条件付きジャンプは、最後に実行された日時に取得されたかどうかに応じて、取得されるかどうかが予測されます。 ジャンプ履歴を記録するためのキャッシュのサイズは制限されています。
CPU に、前回の実行時に条件付きジャンプが取得されたかどうかの記録がない場合は、後方の条件付きジャンプが取得済みとして予測され、前の条件付きジャンプは取得されなかったと予測されます。
配置
x86 プロセッサは、パフォーマンスが低下した状態で、アライメントされていないメモリ アクセスを自動的に修正します。 例外は発生しません。
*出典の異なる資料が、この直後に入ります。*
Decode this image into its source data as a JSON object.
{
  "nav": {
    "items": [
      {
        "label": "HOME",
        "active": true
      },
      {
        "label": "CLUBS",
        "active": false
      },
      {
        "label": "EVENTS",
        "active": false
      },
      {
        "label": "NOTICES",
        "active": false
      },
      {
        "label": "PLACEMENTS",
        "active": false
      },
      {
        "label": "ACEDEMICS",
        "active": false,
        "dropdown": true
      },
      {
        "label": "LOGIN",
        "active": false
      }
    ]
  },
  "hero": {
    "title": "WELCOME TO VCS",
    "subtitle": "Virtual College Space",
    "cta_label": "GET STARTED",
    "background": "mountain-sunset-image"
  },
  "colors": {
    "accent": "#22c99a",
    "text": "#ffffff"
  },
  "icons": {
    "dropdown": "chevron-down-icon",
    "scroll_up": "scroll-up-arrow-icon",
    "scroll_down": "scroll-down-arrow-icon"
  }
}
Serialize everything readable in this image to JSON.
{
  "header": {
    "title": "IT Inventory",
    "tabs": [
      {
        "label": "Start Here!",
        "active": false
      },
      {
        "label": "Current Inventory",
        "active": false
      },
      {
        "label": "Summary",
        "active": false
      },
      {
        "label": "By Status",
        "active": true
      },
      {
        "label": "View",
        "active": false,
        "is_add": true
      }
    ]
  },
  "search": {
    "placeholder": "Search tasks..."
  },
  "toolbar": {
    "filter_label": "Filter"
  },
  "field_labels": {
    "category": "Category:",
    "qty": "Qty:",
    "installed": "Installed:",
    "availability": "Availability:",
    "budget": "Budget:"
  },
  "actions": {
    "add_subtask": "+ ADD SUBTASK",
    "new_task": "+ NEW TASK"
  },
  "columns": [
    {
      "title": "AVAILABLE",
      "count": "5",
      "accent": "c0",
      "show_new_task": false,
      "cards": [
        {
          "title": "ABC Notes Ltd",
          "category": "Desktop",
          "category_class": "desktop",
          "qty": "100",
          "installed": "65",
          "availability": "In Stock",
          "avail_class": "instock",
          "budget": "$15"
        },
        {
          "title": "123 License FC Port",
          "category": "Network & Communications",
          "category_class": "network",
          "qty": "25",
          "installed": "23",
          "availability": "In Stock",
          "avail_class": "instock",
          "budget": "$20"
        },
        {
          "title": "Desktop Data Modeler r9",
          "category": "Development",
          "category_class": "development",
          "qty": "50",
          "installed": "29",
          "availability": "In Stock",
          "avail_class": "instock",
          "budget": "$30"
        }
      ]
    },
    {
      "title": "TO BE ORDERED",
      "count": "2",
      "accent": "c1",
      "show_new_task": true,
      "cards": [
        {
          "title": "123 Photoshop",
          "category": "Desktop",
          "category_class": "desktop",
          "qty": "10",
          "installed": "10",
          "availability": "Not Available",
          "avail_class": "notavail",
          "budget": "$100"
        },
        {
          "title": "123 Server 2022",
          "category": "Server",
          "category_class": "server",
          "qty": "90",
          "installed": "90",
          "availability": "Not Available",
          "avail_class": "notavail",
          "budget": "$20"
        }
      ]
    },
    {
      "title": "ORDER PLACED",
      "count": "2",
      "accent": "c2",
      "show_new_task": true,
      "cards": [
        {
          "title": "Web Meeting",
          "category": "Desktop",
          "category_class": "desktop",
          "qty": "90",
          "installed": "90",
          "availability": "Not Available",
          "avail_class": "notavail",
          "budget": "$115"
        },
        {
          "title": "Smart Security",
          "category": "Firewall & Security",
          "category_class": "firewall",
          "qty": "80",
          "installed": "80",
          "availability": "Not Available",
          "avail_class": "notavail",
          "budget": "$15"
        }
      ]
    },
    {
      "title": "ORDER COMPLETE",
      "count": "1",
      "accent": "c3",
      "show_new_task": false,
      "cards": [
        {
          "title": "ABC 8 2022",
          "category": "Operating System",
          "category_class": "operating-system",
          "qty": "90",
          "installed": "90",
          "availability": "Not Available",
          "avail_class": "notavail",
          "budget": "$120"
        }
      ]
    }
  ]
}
アドレスがオブジェクト サイズの倍数の整数である場合、メモリ アクセスはアラインされたと見なされます。 たとえば、すべての BYTE アクセスがアラインされます (すべてが 1 の整数の倍数)、偶数アドレスへの WORD アクセスがアラインされ、DWORD アドレスがアラインされるには 4 の倍数である必要があります。
ロック プレフィックスは、アライメントされていないメモリ アクセスには使用しないでください。